Another Jekyll, Another Hyde, was an entertaining retelling. The evil Nicola Vileroy is a memorable villainess, who breaths her foul breath of life into this old tale. Fans of the Another series should enjoy this finale. Yet, you can read this as a stand alone novel, but you would have a far better reading experience knowing the back story. If you are looking for a modern vision of a classic then give this one a try.
“A two-faced moon hung over the black-and-white city, in turns shining as bold as the sun and hiding, shamed, behind the veil of cirrus clouds.”
“The viscous gloom within the house threatened to ooze out into the world.”
“After about an hour he realized that no matter what you do in an empty room, you end up looking crazy. Sane people don’t hang out in empty rooms. It’s about as unnatural as a Twinkie.”
“Everyone talks to his better self at night, when no one is there to hear it.”

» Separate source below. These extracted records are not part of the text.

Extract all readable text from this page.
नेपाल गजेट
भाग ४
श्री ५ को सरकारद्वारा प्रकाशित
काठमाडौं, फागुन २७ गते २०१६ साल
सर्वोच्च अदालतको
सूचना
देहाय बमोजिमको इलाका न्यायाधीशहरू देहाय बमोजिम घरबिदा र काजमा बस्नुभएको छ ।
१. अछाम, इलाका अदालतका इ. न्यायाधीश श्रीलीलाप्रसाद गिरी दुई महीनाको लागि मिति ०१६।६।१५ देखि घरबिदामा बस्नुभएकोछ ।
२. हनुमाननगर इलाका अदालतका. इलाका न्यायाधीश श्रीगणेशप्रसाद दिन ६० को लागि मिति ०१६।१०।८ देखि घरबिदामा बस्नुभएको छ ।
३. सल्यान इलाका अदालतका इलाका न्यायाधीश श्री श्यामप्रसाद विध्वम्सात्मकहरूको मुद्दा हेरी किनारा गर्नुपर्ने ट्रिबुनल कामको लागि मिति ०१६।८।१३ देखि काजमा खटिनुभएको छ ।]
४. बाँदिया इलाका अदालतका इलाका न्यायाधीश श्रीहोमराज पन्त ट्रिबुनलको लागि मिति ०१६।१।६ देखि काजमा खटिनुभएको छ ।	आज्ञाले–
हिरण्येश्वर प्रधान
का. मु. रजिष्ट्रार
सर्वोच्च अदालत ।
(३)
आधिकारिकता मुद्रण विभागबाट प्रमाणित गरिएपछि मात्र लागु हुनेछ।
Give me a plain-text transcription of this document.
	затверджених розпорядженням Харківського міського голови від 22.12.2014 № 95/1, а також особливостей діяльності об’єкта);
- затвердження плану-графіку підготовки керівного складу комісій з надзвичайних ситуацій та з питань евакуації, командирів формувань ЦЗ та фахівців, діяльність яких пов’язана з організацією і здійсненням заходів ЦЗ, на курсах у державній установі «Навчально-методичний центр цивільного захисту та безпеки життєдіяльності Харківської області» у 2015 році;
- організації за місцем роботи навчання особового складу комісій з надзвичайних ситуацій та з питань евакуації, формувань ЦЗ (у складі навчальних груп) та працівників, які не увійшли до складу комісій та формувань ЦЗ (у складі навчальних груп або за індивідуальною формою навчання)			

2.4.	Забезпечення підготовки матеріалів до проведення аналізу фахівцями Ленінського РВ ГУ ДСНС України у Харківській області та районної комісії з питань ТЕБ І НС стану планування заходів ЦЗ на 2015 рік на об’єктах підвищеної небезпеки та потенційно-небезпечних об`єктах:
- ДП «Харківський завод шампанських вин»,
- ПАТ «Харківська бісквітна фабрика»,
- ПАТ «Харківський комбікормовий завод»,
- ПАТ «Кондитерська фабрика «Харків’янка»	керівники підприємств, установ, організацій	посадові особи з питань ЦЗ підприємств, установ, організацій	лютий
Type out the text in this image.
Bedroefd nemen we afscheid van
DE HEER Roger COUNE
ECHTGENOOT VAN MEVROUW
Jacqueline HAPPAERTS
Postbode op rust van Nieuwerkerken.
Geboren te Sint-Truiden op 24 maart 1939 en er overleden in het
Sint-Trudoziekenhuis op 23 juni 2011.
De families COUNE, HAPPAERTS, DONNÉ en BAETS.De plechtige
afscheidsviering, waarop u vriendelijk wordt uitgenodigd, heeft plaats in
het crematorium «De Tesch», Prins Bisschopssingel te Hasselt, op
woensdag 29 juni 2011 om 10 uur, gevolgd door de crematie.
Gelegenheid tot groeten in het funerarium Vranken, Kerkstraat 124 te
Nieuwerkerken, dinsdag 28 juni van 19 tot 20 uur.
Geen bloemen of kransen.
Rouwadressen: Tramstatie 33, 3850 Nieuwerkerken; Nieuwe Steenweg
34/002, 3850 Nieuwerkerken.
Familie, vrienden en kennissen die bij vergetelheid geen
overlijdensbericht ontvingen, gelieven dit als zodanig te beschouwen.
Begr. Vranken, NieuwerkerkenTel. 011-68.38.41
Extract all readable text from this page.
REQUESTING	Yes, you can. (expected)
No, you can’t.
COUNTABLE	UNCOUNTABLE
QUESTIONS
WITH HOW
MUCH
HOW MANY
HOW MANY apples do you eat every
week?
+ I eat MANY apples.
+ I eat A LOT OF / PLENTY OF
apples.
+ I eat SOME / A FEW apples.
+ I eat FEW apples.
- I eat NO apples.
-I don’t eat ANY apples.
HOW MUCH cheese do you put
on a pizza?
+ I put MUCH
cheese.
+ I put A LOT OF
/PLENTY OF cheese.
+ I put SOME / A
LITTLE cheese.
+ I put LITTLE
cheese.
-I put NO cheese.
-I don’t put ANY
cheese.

“Thomas felt a presence fighting to grip on his mind, like a claw scraping across his brain.”
“Maybe there were other fascinating and wonderfully bizarre people that he was ignoring now, just because they’re too shy, or raise their hand too much in class,or are too science-y.”
“It wasn’t a dream his subconscious had fabricated. It was his subconscious, lost at sea.”
A copy of this book was kindly provided by the publisher, Candlewick Press, in exchange for an honest review.